The current law allows abortion only in three cases - when the mother is raped, when her life is in danger or when the unborn child is so severely ill that it will not survive. The 1993 law is a compromise between the church and the then government.
"I'm against abortion, but the abolition of this law is just symbolic politics," says Debora.
Indeed, there are currently more than 120,000 abortions performed each year, of which only 1,000 are done legally.
"And Poles are stubborn. They don't like it when the government tells them what to think and to do," adds Debora's boyfriend, Mateusz.Celebrations
The site of where King Mieszko was baptized on April 14, 966 is unknown. But according to historians it might either be Gniezno or Poznan. Therefore, the three days of celebrations take place in both cities.
The full Polish parliament also came together at a special meeting outside the capital Warsaw, along with President Andrzej Duda and all the country's entire Catholic episcopate.
According to the bishops the historic baptism gave Poland access to "the world of Latin culture and a place within the community of Christian nations." And it brought Poland into Europe.
In Poznan, church and state organized together - as a reminder of 1966 - a liturgical procession to the cathedral, where King Mieszko is buried. Pope Francis' Secretary of State, Cardinal Pietro Parolin, presided at a large Mass with all the Polish bishops under tight security.

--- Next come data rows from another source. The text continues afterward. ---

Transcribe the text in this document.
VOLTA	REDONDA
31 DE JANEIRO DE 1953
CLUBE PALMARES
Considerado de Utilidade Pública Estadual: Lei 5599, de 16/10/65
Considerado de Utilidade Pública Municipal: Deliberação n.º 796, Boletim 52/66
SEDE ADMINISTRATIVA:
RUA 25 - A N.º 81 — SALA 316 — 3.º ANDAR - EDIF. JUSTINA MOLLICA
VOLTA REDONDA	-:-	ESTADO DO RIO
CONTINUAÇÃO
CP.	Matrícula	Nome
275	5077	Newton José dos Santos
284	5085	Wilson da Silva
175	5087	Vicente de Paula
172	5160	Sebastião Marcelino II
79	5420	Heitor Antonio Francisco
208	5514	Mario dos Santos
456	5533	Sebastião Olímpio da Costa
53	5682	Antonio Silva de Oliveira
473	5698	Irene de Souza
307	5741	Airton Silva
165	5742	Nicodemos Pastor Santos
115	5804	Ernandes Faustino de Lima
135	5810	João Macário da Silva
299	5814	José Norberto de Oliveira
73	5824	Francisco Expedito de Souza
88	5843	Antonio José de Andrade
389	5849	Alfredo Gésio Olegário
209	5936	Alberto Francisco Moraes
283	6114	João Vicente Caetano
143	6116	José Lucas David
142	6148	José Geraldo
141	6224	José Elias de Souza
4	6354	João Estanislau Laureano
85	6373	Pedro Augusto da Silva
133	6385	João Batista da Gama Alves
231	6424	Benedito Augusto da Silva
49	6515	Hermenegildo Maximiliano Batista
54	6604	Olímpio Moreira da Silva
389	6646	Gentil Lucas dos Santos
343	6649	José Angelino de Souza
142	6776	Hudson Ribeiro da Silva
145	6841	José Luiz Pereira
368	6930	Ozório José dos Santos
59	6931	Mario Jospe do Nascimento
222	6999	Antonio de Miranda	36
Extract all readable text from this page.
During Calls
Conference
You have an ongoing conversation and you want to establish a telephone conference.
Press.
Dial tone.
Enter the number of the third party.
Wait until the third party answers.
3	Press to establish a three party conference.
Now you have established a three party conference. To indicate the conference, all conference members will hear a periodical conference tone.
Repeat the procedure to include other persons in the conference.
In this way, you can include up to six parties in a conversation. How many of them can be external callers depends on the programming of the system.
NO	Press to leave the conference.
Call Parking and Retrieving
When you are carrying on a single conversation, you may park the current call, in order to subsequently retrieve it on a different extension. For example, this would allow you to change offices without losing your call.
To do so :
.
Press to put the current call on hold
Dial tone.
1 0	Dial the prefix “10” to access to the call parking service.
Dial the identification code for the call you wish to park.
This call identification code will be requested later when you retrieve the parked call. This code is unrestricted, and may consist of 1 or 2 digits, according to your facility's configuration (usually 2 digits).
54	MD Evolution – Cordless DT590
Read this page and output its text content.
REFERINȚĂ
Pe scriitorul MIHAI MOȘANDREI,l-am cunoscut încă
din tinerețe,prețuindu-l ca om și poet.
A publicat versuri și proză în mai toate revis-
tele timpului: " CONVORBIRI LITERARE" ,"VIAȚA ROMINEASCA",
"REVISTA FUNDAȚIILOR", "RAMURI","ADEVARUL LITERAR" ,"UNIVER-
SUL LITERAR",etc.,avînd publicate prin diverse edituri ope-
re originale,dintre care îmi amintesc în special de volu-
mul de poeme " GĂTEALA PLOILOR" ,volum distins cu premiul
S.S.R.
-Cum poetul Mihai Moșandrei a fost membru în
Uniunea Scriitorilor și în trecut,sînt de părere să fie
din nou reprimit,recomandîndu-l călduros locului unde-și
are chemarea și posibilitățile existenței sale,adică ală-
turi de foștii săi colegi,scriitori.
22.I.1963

However, one bishop was not present.
The Vatican stepped in at the last minute and blocked Archbishop Juliusz Paetz, the disgraced former head of the Archdiocese of Poznan, from attending. Pope John Paul II had deposed Paetz in 2002 for sexually abusing seminarians and young priests and for organizing gay parties at the episcopal palace.
"But he still has many friends in the Vatican, where he worked for several popes," says Fr Rakowski.
During his time at the Vatican he also worked as a spy for the communist regime. And he still lives in the town where he was born and grew up.
In 2009, Pope Benedict XVI publicly congratulated him Archbishop Paetz for his 50th anniversary of priestly ordination and thanked him for his "fruitful and beneficial work... in Poland and abroad."
But the papal nuncio has reaffirmed that he is to continue his life of repentance and prayer - and that he should not even think of participating at World Youth Day festivities next July in Krakow, which will be led by the Pope Francis.
The fact that the current pope sent Cardinal Parolin to the recent anniversary celebrations is a sign that the he realizes the situation in Poland is difficult. The cardinal is not only an experienced diplomat and former nuncio, but he is also Francis' right-hand man.
Polish officials have scheduled another celebration of the Christianization of its country. It is to be held in July during the papal visit.
Will Francis use the opportunity to teach the Polish Church and Government what it really means to be a Christian nation - especially by honoring democratic rights and welcoming refugees? That's the hope of some Poles. It is the fear of many others.